Obeticholic Acid Tied to Better Outcomes in Primary Biliary Cholangitis

Patients with primary biliary cholangitis (PBC) on obeticholic acid (Ocaliva) had better transplant-free survival compared with those who did not receive the treatment, according to an analysis using participants from the randomized POISE trial.

Over 6 years of follow-up, fewer deaths and liver transplants occurred in 209 patients in the POISE cohort (2.4%) compared with external control patients who did not receive obeticholic acid in two registry cohorts, reported Bettina Hansen, PhD, of the Erasmus University Medical Center in Rotterdam, the Netherlands, and colleagues:

• 10% of 1,381 patients in the Global PBC control group
• 13.2% of 2,135 patients in the U.K. PBC control group

The prespecified primary analysis using inverse probability treatment weighting yielded hazard ratios of 0.29 (95% CI 0.10-0.83, P=0.02) for POISE patients versus Global PBC controls, and 0.30 (95% CI 0.12-0.75, P<0.01) for POISE patients versus U.K. PBC controls, indicating that those treated with obeticholic acid in a trial setting had significantly greater transplant-free survival than those in the external control groups, the authors noted in Gastroenterology.

“The goal of therapy in patients with PBC is to prevent progression to these events, and this is the first study to demonstrate that treatment with obeticholic acid is associated with a reduction in death, liver transplant, and hepatic decompensation,” they wrote. “These data add to an accumulating body of real-world evidence showing a positive effect of OCA [obeticholic acid] treatment on hepatic biomarkers, fibrosis, and PBC risk scores, and support current guidance, which recommend initiation of second-line therapy if UDCA [ursodeoxycholic acid] is not tolerated or at 6 to 12 months after starting UDCA if there is an inadequate response.”

PBC, a rare autoimmune cholestatic liver disease, causes progressive destruction of the intrahepatic bile ducts, resulting in cholestasis, inflammation, and fibrosis. Without treatment, patients can progress to end-stage cirrhosis, leading to hepatic decompensation and, without transplantation, death. PBC predominantly affects women over 40.

Obeticholic acid works to reduce liver enzymes, such as alkaline phosphatase (ALP), which are known to cause adverse liver outcomes. It was approved in 2016 as a second-line treatment option for PBC patients who show an intolerance or inadequate response to first-line UDCA, but in 2021, the FDA restricted the use of obeticholic acid due to the risk of serious liver injury in patients with advanced cirrhosis.

“The results of this analysis support the continued use of long-term OCA therapy to optimize the prognosis of patients with PBC, as well as the use of surrogate markers to accelerate drug approval in rare disease,” Hansen and colleagues concluded.

For this study, Hansen and colleagues examined data on PBC patients receiving obeticholic acid from the multicenter, double-blind, placebo-controlled POISE trial (n=209), including 193 patients who rolled over into its open-label extension trial, and compared them with PBC patients who did not receive obeticholic acid from two registry studies, Global PBC (n=1,381) and U.K. PBC (n=2,135).

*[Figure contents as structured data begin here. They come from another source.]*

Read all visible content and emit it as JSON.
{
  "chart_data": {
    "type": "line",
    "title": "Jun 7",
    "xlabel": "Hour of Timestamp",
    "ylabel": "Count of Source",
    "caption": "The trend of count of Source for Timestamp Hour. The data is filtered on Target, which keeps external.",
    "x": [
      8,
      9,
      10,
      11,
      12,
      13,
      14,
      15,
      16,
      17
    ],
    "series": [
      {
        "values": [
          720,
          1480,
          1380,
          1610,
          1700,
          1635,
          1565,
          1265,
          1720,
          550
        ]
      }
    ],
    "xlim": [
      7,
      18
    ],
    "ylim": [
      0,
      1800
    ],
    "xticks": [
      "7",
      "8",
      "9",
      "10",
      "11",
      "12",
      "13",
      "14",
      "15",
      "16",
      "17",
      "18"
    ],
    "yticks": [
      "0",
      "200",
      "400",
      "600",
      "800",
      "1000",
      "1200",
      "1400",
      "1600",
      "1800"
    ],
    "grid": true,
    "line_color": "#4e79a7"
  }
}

All included patients were inadequate responders to UDCA.

Patients with events occurring during the first 6 months were excluded. However, an ad hoc sensitivity analysis showed that the findings remained significant and did not differ even when including events that occurred within the first 6 months.

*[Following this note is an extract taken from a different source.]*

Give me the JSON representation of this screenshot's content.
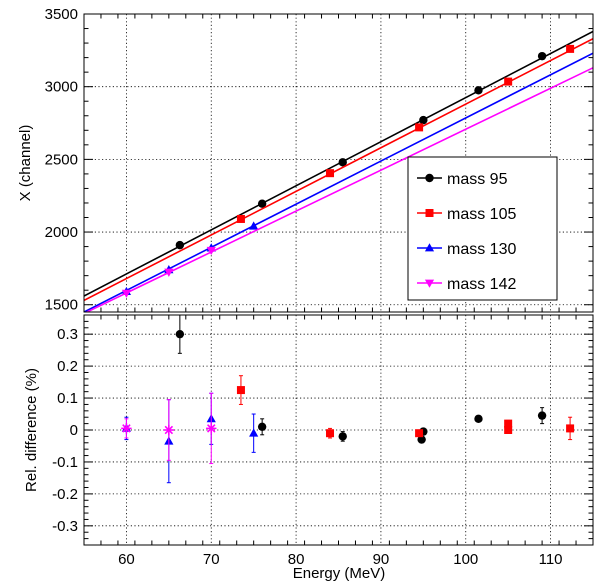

Mean patient age was 56-61. Nearly all were women (89-91%). Most had taken UDCA for an average of 40-48 months. Average disease duration was 4.5 to 7.8 years.

A subgroup analysis showed no significant difference between POISE patients with or without cirrhosis compared with the Global PBC cohort.

Changes in biomarker levels — from baseline to 1 year — favored both control groups, except for bilirubin in the U.K. PBC cohort.

Hansen and colleagues noted that unobserved bias and selection bias could not be ruled out, since the POISE trial may have enrolled healthier patients.